If you have been to any of Kari Kriikku's live performances around the world, you'll know that he is not only brave (he showcases almost exclusively music of living Finnish composers that is often utterly obscure to his audiences); he is also God's own gift to clarinet playing. He's impossibly agile, with a flair for sensuous phrasing, and an inventiveness that keeps even the most astute of listeners forever guessing.
Ondine's recently released Bizarre Bazaar is, without doubt, Kriikuu's own brainchild. This is clear from the CD cover layout before you even press the 'play' button, and confirmed by the liner notes. But it is the music featured that really drives the point home: a collection as random and as unremarkable (most of these pieces would be pretty easy to find on any 'world music' collection) as this can only be held together by something outside itself. These are little folkloristic numbers adapted as concert pieces to show off a uniquely talented soloist. Indeed, this is a collection of little concert pieces Kriikku uses as fillers, or encores as part of his live concert performances (which usually feature highly charged Finnish modernist works).
The selling point is clearly the image of such a phenomenal performer having fun with folklore numbers going from Klezmer to Fado via Egypt and Piazzolla. Kriikku has arranged for his clarinet to soar above a soft bed of strings, dutifully provided by the Tapiola Sinfonietta. This is precisely what happens in the opening track, 'Dances from Korond', a medley of Hungarian folk tunes by composer Laszlo Draskóczy. Kriikku opens on his own, with a lovely cadenza that lands right on the main tune, spun by the string orchestra. At this point exactly, you'll probably cringe and notice that there is an unmistakably 'Hollywood' feel about the whole thing.
This is sorely obvious in the Fado number 'Menino do Bairro Negro', where the cheesy strings hold sway. Nor is this helped in those pieces where, as we move towards Egypt, Kriikku enlists the services of local instruments such as the qanun and oud. If anything, the artificiality is exacerbated. One potential exception would have been the last track 'Feira de Castro', which drops the strings alas, only to take on the pre-recorded sound of what sounds like an outdoors summer party. Perhaps the strings weren't so bad after all.

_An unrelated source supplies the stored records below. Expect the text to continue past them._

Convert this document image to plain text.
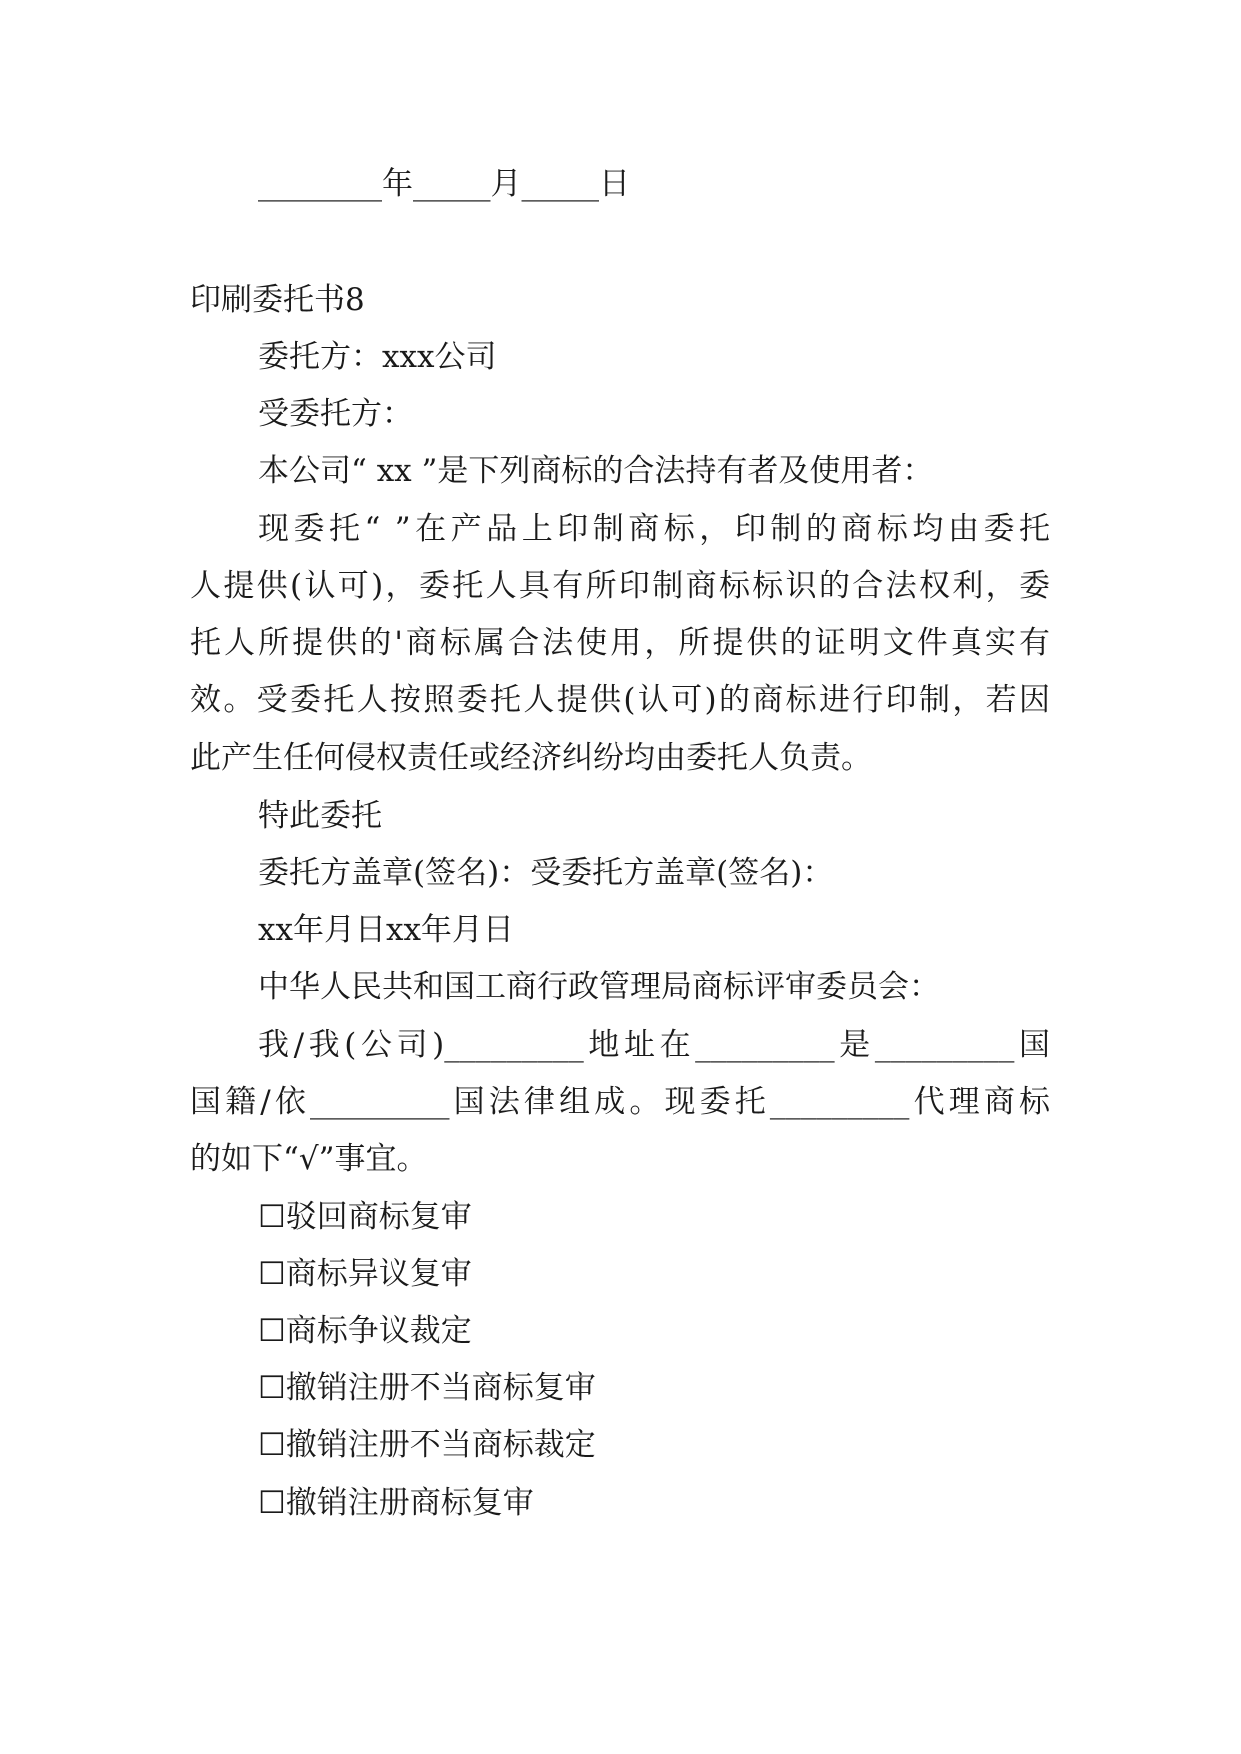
________年_____月_____日
印刷委托书8
委托方：xxx公司
受委托方：
本公司“ xx ”是下列商标的合法持有者及使用者：
现委托“ ”在产品上印制商标，印制的商标均由委托
人提供(认可)，委托人具有所印制商标标识的合法权利，委
托人所提供的'商标属合法使用，所提供的证明文件真实有
效。受委托人按照委托人提供(认可)的商标进行印制，若因
此产生任何侵权责任或经济纠纷均由委托人负责。
特此委托
委托方盖章(签名)：受委托方盖章(签名)：
xx年月日xx年月日
中华人民共和国工商行政管理局商标评审委员会：
我/我(公司)_________地址在_________是_________国
国籍/依_________国法律组成。现委托_________代理商标
的如下“√”事宜。
☐驳回商标复审
☐商标异议复审
☐商标争议裁定
☐撤销注册不当商标复审
☐撤销注册不当商标裁定
☐撤销注册商标复审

Of course, it would be hypocritical to ask for the 'real' klezmer experience, and Kriikku makes it perfectly clear in the liner notes that this is no attempt at recovering the authentic feeling of folk music making. Yet Bizarre Bazaar seems to go too far in the other direction: every move, every burst of song or giddy dance has all been sapiently scripted. Perhaps it is the presence of a conductor (Jan Söderblom, who also plays violin in a couple of tracks) that takes away the excitement of giddy ensemble playing in the Egyptian numbers (Longa, Dhikrayat). Which brings me to the point that if this is meant to be a bit of fun, then it should make up in entertainment what it lacks in emotional depth or authenticity. Yet there is no track on this CD — except perhaps the klezmer 'Dance of Joy', which does live up to the title — where you can find the sustained rhythmic drive and sensuality you'd expect of Klezmer and bellydancing Egyptian music, not to mention Argentinian Tango.
There is very little here that can sustain repeated listening. Kriikku's original usage of these pieces (as encores and fillers) was a more inspired one. As a collection, they will tend to tire. If you like klezmer, Egyptian bellydancing, Piazzolla or Fado, you're better off looking somewhere else. And if you love Kriikku, you'd do well to alternate each of these tracks with long stretches of his other work.